Italian judge indicts CIA agents for illegal kidnapping

By Richard Tyler
19 February 2007

The US policy of “extraordinary renditions”—the illegal kidnap and transportation of supposed terror suspects to secret detention sites where they are then tortured—was the subject of both an Italian legal investigation and a critical report by the European Parliament last week.

An Italian judge has indicted 26 Americans and 5 Italians for involvement in the kidnapping of Egyptian cleric Abu Omar on the streets of Milan in 2003. Abu Omar (real name, Hassan Mustafa Mosama Nasr) was abducted in Milan, taken to Aviano Air Base and then flown via Ramstein in Germany to Egypt, where he says he was tortured. The indictment is the first time the practice of extraordinary rendition could face scrutiny in open court, with the trial set to begin in June.

Abu Omar was released last week, when an Egyptian court ruled his detention was “unfounded.”

All but one of the Americans involved in the kidnapping have been identified as CIA agents, including former CIA Milan station chief Robert Seldon Lady, former Rome station chief Jeffrey Castelli and US Air Force Lieutenant Colonel Joseph Romano, stationed at Aviano at the time. None of the accused are said to be in the country.

The five Italians indicted included former chief of military intelligence General Nicolo Pollari and his deputy, Marco Mancini.

Pollari, who claims he is unable to defend himself in court since his defence would involve disclosing evidence that is classified top secret, has threatened to call former Prime Minister Silvio Berlusconi and his successor Romano Prodi as witnesses.

The Prodi government—a coalition that includes the supposedly left-wing Rifondazione Comunista (Communist Refoundation)—is continuing the attempts of its conservative predecessors to delay or derail the case, having requested a ruling from the Constitutional Court on whether prosecutors exceeded their powers in gathering evidence by tapping the phones of Italian secret service agents. This could delay the launching of any formal extradition proceedings against the Americans accused.

The Milan prosecutor in charge of the case, Armando Spatero, defended his investigation, saying his original extradition request had been made to the previous Berlusconi government, before knowledge of the involvement of Italian secret service operatives in the kidnapping.

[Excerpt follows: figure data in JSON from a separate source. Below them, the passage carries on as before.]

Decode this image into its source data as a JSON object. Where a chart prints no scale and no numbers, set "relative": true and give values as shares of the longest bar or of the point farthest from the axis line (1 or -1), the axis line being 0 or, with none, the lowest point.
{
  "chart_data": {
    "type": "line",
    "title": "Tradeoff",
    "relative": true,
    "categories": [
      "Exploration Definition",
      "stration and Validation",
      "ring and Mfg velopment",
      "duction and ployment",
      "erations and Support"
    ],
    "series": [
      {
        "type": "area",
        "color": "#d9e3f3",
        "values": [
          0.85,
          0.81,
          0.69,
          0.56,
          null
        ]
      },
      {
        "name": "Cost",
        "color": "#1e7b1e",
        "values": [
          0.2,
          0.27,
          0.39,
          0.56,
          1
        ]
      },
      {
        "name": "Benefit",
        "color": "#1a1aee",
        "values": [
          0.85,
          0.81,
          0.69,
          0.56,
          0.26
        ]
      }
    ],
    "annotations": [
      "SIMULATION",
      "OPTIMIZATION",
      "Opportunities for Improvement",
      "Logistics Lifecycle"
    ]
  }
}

He also denies breaching any laws in gathering evidence: “The law allows the government to give a negative response, but not to fail to respond to the extradition request.”

In a barbed attack on the Prodi administration, Spatero added, “The silence of this government by now exceeds the length of silence of the previous government.”

Prodi has also faced censure from within his government. Infrastructure Minister Antonio Di Pietro—who gained his reputation as a prosecutor during the “Mani Pulite” (clean hands) investigations into widespread political corruption in the 1990s—criticised the absence of any official request for the extradition of the American agents.

Just before the Italian judiciary launched its case against the CIA agents for their illegal kidnapping of Abu Omar, the European Union parliament voted to accept a highly critical report into secret CIA flights in Europe used to carry alleged terror suspects to third countries where they could be tortured.

The report, drafted by the Temporary Committee on the alleged use of European countries by the CIA for illegal activities (TDIP), says there were “at least” 1,245 secret CIA flights in Europe between 2001 and 2005.

In preparing its report to the European Parliament, TDIP heard hours of testimony from victims of the renditions policy, their lawyers or representatives, and found that the majority of cases “involved incommunicado detention and torture” during interrogation. Hearings also quizzed senior EU officials and studied flight data from the EU air traffic agency.

The report meticulously documents the many stopovers inside the EU by CIA-operated planes as they transported so-called “terrorist suspects” into the hands of their torturers. These include:

* Germany—336 stopovers
* United Kingdom—170
* Ireland—147
* Portugal—91
* Spain—68
* Greece—64
* Cyprus—57
* Italy—46

In voting to accept the report—382 for, with 256 against and 74 abstentions—the European Parliament explicitly rejected extraordinary renditions as “an illegal instrument used by the USA in the fight against terrorism.” Furthermore, the majority of MEPs condemned “the acceptance and concealing of the practice, on several occasions, by the secret services and governmental authorities of certain European countries.”

The report deplores the “passivity” of several member states, and notes that some of the secret detention facilities may have been located at US bases in Europe. Several governments refused to cooperate with its investigations or were evasive. These included Austria, Italy, Poland, Portugal and the UK.

Conservative MEPs derided the criticism of the US contained in the report as “anti-Americanism.” They said that the CIA should be free to operate secretly in Europe—“as long as they comply with the law”!

The report endorsed by the European Parliament demands the closure of Guantanamo and calls on European countries to “immediately seek the return of their citizens and residents who are being held illegally by US authorities.”

The European Parliament has no powers to hold member governments to account for their complicity in the CIA rendition flights. Regardless of any critical noises emanating from Brussels, European governments are uniformly stepping up their attacks on democratic rights across the continent.